Bunda

From Quora. By Elia Junian 

      Mungkin seorang Ibu (wanita)  tulus yang sa harap menjawab opini ini.Tapi jawab sendiri, tak perlu di muka.

Psikologi khan prilaku secara biologis, dimana perilaku bisa beruba tergantung perubahan berupa perkembangan atau pengurangan dari diri manusia, setiap usia perkembangan wanita memang terjadi perubahan signifikan dan cepat bahkan spektakuler dibanding kaum Adam.  

Baik secara biologis mau pun rohani bahkan  secara jiwa yg dasarnya memiliki rasa dan respon yang agresif terhadap dirinya ketika ada sesuatu yang menantang, tapi juga ke arah yang cenderung kemajuan dalam hal baik (progresif) atau yang terlihat. Karena sigap terhadap rasa secara personalnya. Kalau bahasa lainnya imun tubuh, yang biasanya memiliki sifat kebal untuk melawan bakteri asing pada tubuh. 

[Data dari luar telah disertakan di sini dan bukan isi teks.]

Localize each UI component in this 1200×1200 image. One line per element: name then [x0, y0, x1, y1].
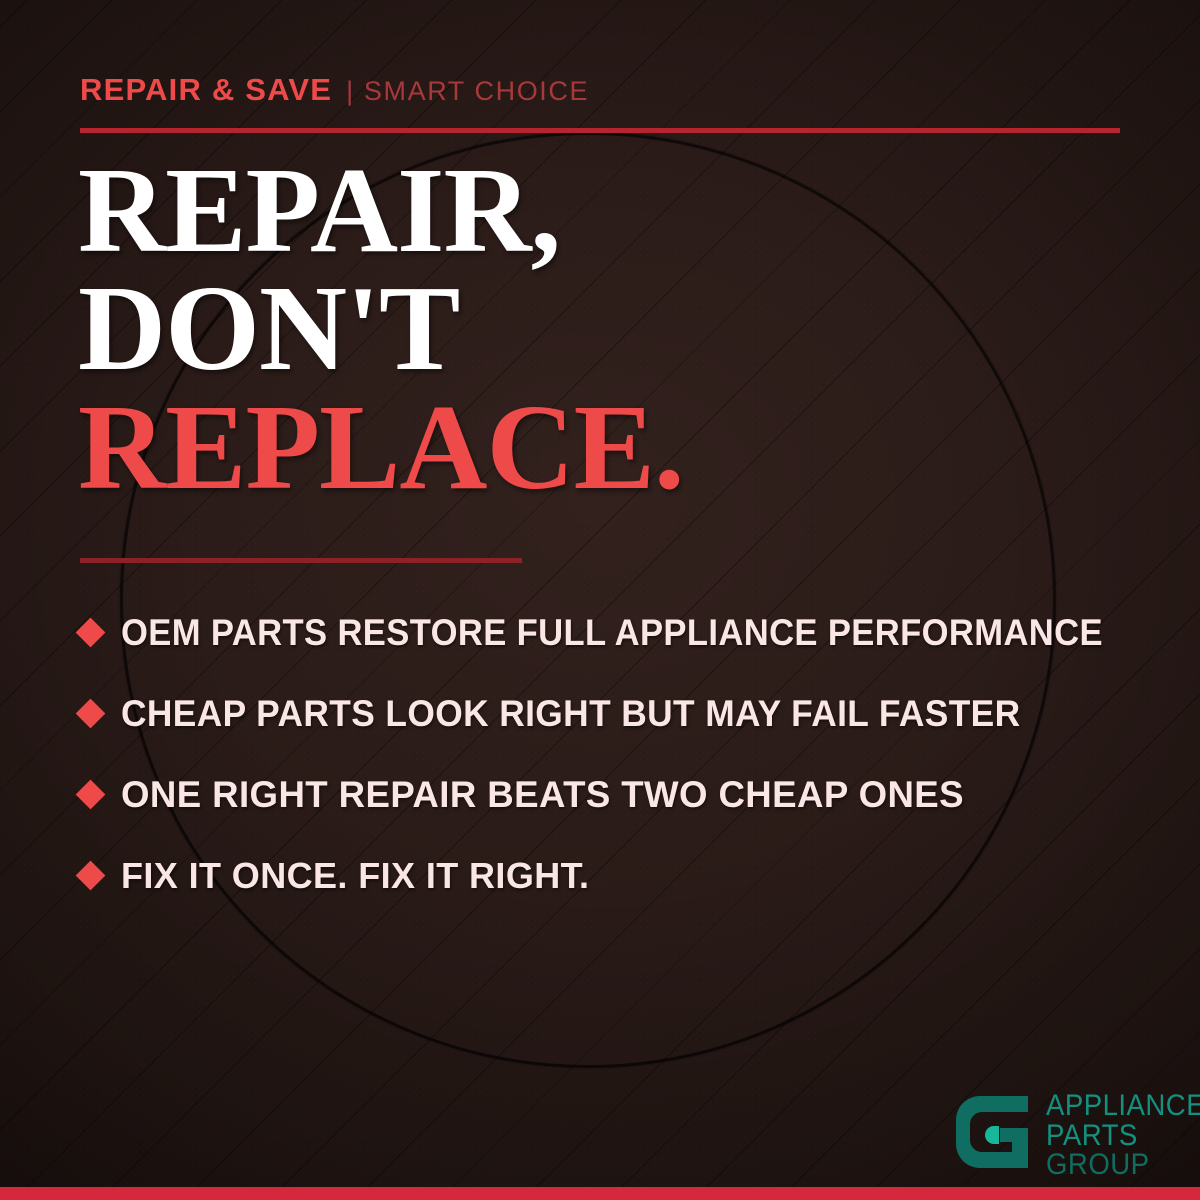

Perempuan identik dengan AKU, Ketika ia berinteraksi dengan manusia lain;  itu artinya "aku yang lain". Bisa dirasahkan bagaimana emosi ketika ia melihat yang lain, seakan-akan sama seperti dirinya sendiri, artinya ia pekah sekali. Ternyata itu bawaan dari sanah, dari kata "AKU" dasarnya juga Wanita atau Ibu, ini memang karakter keibuan untuk semua mahkluk pada umumnya, dan khususnya sebagai ibu rumah tangga. 

Ada kemunafikkan dalam realisasinya menerapkan keakuan oleh individu-individu wanita khususnya. Mungkin tak banyak, tapi akan ada ketika dibenturkan dengan persoalan yang bertolak-belakang. Ketika penguasaan dirinya sudah melampaui batas kesabaran akhirnya yang harusnya ia menyingkapi atas suatu permasalahan, justru memaksakan untuk mengendalihkan. Pada Hal itu diluar kapasitas diri nya. 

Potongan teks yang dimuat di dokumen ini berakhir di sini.